De acuerdo a lo registrado en el diccionario, “parar” significa detener, contener, frenar. Los paros de labores en hospitales, escuelas, centros de trabajo, transporte, lo que hacen justamente es contener el desarrollo de esas instituciones y, en consecuencia, de la sociedad toda.

El deterioro que se le atribuye a nuestro sistema educativo público tiene sus orígenes mayormente en las “paralizaciones” promovidas por gremios de maestros y de falsos maestros. Los gremios son un trampolín para el ascenso político, y a veces social y económico, de ciertos profesionales del gremialismo que no encuentran espacio en el trabajo productivo.

La inmovilización a que las paralizaciones han sometido a las escuelas públicas han originado el crecimiento de ese mal necesario llamado colegios privados. Cuánto tormento se quitarían las familias de ingresos medios si no tuvieran que pagar el dineral que conlleva mantener sus hijos en los centros privados de educación. Allí todo se piensa en función de beneficios para los dueños y en nada les duele negarle el examen a un niño porque no está al día en el pago.

La Universidad Autónoma de Santo Domingo es otra víctima de “parálisis”, por eso algunos miembros no le funcionan del todo y si bien no está tullida sufre de anquilosis y atrofia de algunas partes. Es el escenario favorito para los “paros escalonados” de sus empleados y las protestas violentas de unos seudos dirigentes que se cubren el rostro para realizar desórdenes en la periferia de la misma.

Si las universidades brotan como colmados por todos los ámbitos, y un relajo parece cubrir esa área, se debe en buena medida al descalabro a que los paros han sometido a la más antigua Universidad del Nuevo Mundo. La consecuencia ha sido un abono del terreno para el crecimiento de los negocios de educación superior.
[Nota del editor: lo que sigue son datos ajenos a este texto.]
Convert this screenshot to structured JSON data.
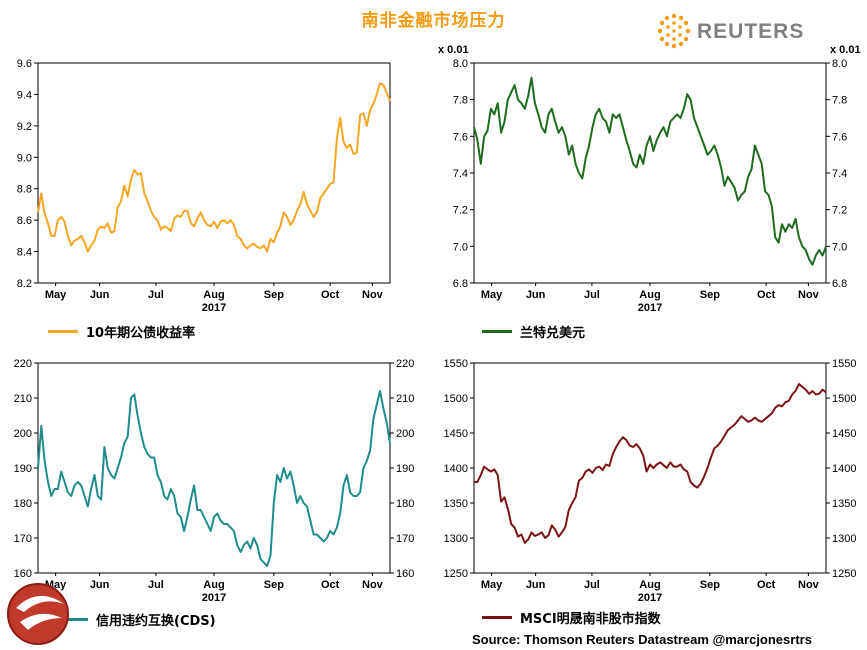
{
  "title": "南非金融市场压力",
  "brand": "REUTERS",
  "source": "Source: Thomson Reuters Datastream @marcjonesrtrs",
  "colors": {
    "title": "#f39c12",
    "bond": "#f5a623",
    "rand": "#1e6b1e",
    "cds": "#1e8c8c",
    "msci": "#7b1416",
    "logo_gray": "#808080"
  },
  "chart_data": [
    {
      "id": "bond",
      "type": "line",
      "legend": "10年期公债收益率",
      "color": "#f5a623",
      "ylim": [
        8.2,
        9.6
      ],
      "yticks": [
        "9.6",
        "9.4",
        "9.2",
        "9.0",
        "8.8",
        "8.6",
        "8.4",
        "8.2"
      ],
      "y_axis_side": "left",
      "unit": "",
      "xmonths": [
        "May",
        "Jun",
        "Jul",
        "Aug",
        "Sep",
        "Oct",
        "Nov"
      ],
      "year": "2017",
      "values": [
        8.65,
        8.77,
        8.64,
        8.58,
        8.5,
        8.5,
        8.6,
        8.62,
        8.59,
        8.5,
        8.44,
        8.47,
        8.48,
        8.5,
        8.46,
        8.4,
        8.44,
        8.47,
        8.54,
        8.56,
        8.55,
        8.58,
        8.52,
        8.53,
        8.68,
        8.72,
        8.82,
        8.75,
        8.86,
        8.92,
        8.89,
        8.9,
        8.77,
        8.72,
        8.66,
        8.62,
        8.6,
        8.54,
        8.56,
        8.55,
        8.53,
        8.61,
        8.63,
        8.62,
        8.66,
        8.66,
        8.58,
        8.56,
        8.61,
        8.65,
        8.6,
        8.57,
        8.56,
        8.59,
        8.55,
        8.59,
        8.6,
        8.58,
        8.6,
        8.57,
        8.5,
        8.48,
        8.44,
        8.42,
        8.44,
        8.45,
        8.43,
        8.42,
        8.44,
        8.4,
        8.48,
        8.46,
        8.52,
        8.56,
        8.65,
        8.62,
        8.57,
        8.6,
        8.66,
        8.7,
        8.78,
        8.7,
        8.66,
        8.62,
        8.65,
        8.74,
        8.77,
        8.8,
        8.83,
        8.84,
        9.12,
        9.25,
        9.1,
        9.06,
        9.08,
        9.02,
        9.03,
        9.27,
        9.28,
        9.2,
        9.3,
        9.34,
        9.4,
        9.47,
        9.46,
        9.41,
        9.36
      ]
    },
    {
      "id": "rand",
      "type": "line",
      "legend": "兰特兑美元",
      "color": "#1e6b1e",
      "ylim": [
        6.8,
        8.0
      ],
      "yticks": [
        "8.0",
        "7.8",
        "7.6",
        "7.4",
        "7.2",
        "7.0",
        "6.8"
      ],
      "y_axis_side": "both",
      "unit": "x 0.01",
      "xmonths": [
        "May",
        "Jun",
        "Jul",
        "Aug",
        "Sep",
        "Oct",
        "Nov"
      ],
      "year": "2017",
      "values": [
        7.65,
        7.58,
        7.45,
        7.6,
        7.63,
        7.75,
        7.72,
        7.78,
        7.62,
        7.68,
        7.8,
        7.84,
        7.88,
        7.8,
        7.78,
        7.75,
        7.82,
        7.92,
        7.78,
        7.72,
        7.65,
        7.62,
        7.72,
        7.75,
        7.68,
        7.62,
        7.65,
        7.6,
        7.5,
        7.55,
        7.45,
        7.4,
        7.37,
        7.48,
        7.55,
        7.65,
        7.72,
        7.75,
        7.7,
        7.68,
        7.62,
        7.72,
        7.7,
        7.72,
        7.65,
        7.58,
        7.52,
        7.45,
        7.43,
        7.5,
        7.45,
        7.55,
        7.6,
        7.52,
        7.58,
        7.62,
        7.65,
        7.6,
        7.68,
        7.7,
        7.72,
        7.7,
        7.75,
        7.83,
        7.8,
        7.7,
        7.65,
        7.6,
        7.55,
        7.5,
        7.52,
        7.55,
        7.5,
        7.43,
        7.33,
        7.38,
        7.35,
        7.32,
        7.25,
        7.28,
        7.3,
        7.38,
        7.42,
        7.55,
        7.5,
        7.45,
        7.3,
        7.28,
        7.22,
        7.05,
        7.02,
        7.12,
        7.08,
        7.12,
        7.1,
        7.15,
        7.05,
        7.0,
        6.98,
        6.93,
        6.9,
        6.95,
        6.98,
        6.95,
        7.0
      ]
    },
    {
      "id": "cds",
      "type": "line",
      "legend": "信用违约互换(CDS)",
      "color": "#1e8c8c",
      "ylim": [
        160,
        220
      ],
      "yticks": [
        "220",
        "210",
        "200",
        "190",
        "180",
        "170",
        "160"
      ],
      "y_axis_side": "both",
      "unit": "",
      "xmonths": [
        "May",
        "Jun",
        "Jul",
        "Aug",
        "Sep",
        "Oct",
        "Nov"
      ],
      "year": "2017",
      "values": [
        190,
        202,
        192,
        186,
        182,
        184,
        184,
        189,
        186,
        183,
        182,
        185,
        186,
        185,
        182,
        179,
        184,
        188,
        182,
        181,
        196,
        190,
        188,
        187,
        190,
        193,
        197,
        199,
        210,
        211,
        205,
        200,
        196,
        194,
        193,
        193,
        188,
        186,
        182,
        181,
        184,
        182,
        177,
        176,
        172,
        176,
        181,
        185,
        178,
        178,
        176,
        174,
        172,
        176,
        177,
        175,
        174,
        174,
        173,
        172,
        168,
        166,
        168,
        169,
        167,
        170,
        168,
        164,
        163,
        162,
        165,
        180,
        188,
        186,
        190,
        187,
        189,
        185,
        180,
        182,
        180,
        179,
        175,
        171,
        171,
        170,
        169,
        170,
        172,
        171,
        173,
        177,
        185,
        188,
        183,
        182,
        182,
        183,
        190,
        192,
        195,
        204,
        208,
        212,
        207,
        203,
        197
      ]
    },
    {
      "id": "msci",
      "type": "line",
      "legend": "MSCI明晟南非股市指数",
      "color": "#7b1416",
      "ylim": [
        1250,
        1550
      ],
      "yticks": [
        "1550",
        "1500",
        "1450",
        "1400",
        "1350",
        "1300",
        "1250"
      ],
      "y_axis_side": "both",
      "unit": "",
      "xmonths": [
        "May",
        "Jun",
        "Jul",
        "Aug",
        "Sep",
        "Oct",
        "Nov"
      ],
      "year": "2017",
      "values": [
        1380,
        1380,
        1390,
        1402,
        1398,
        1395,
        1398,
        1390,
        1352,
        1358,
        1342,
        1320,
        1315,
        1302,
        1305,
        1293,
        1298,
        1308,
        1303,
        1305,
        1308,
        1300,
        1304,
        1318,
        1312,
        1302,
        1308,
        1316,
        1340,
        1350,
        1358,
        1382,
        1386,
        1395,
        1398,
        1393,
        1400,
        1402,
        1397,
        1405,
        1403,
        1420,
        1430,
        1438,
        1444,
        1440,
        1432,
        1430,
        1434,
        1428,
        1418,
        1395,
        1405,
        1400,
        1405,
        1408,
        1404,
        1400,
        1408,
        1402,
        1402,
        1405,
        1398,
        1395,
        1380,
        1375,
        1372,
        1378,
        1388,
        1400,
        1415,
        1428,
        1432,
        1438,
        1446,
        1454,
        1458,
        1462,
        1468,
        1474,
        1470,
        1466,
        1468,
        1472,
        1468,
        1466,
        1470,
        1474,
        1478,
        1486,
        1490,
        1488,
        1494,
        1496,
        1505,
        1510,
        1520,
        1516,
        1512,
        1506,
        1510,
        1505,
        1506,
        1512,
        1508
      ]
    }
  ]
}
Mucha gente pobre se ha atrevido a matricular a sus hijos en universidades privadas por temor a las “paralizaciones” de la UASD. Los interesados en mantener esta conducta repiten la idea para asegurarse su clientela. Mientras tanto, nuevas generaciones de promotores de paros se entrenan para ese trabajo.

Los responsables –irresponsables, mejor– de esta conducta quizás no caen en la cuenta de los efectos que la misma produce. Pero sería bueno que se percataran de ello, porque a ese paso, sumando a un paro otro paro, agudizaremos la parálisis de nuestra sociedad, que podría extenderse a cabeza, tronco y extremidades.

De hecho, los paralizadores han logrado bastante en su empeño de obstaculizar la marcha sana y adecuada de las instituciones públicas. Por eso no resulta aventurado considerar a la dominicana una sociedad atrofiada. Seguir paralizando debería ser vergonzoso.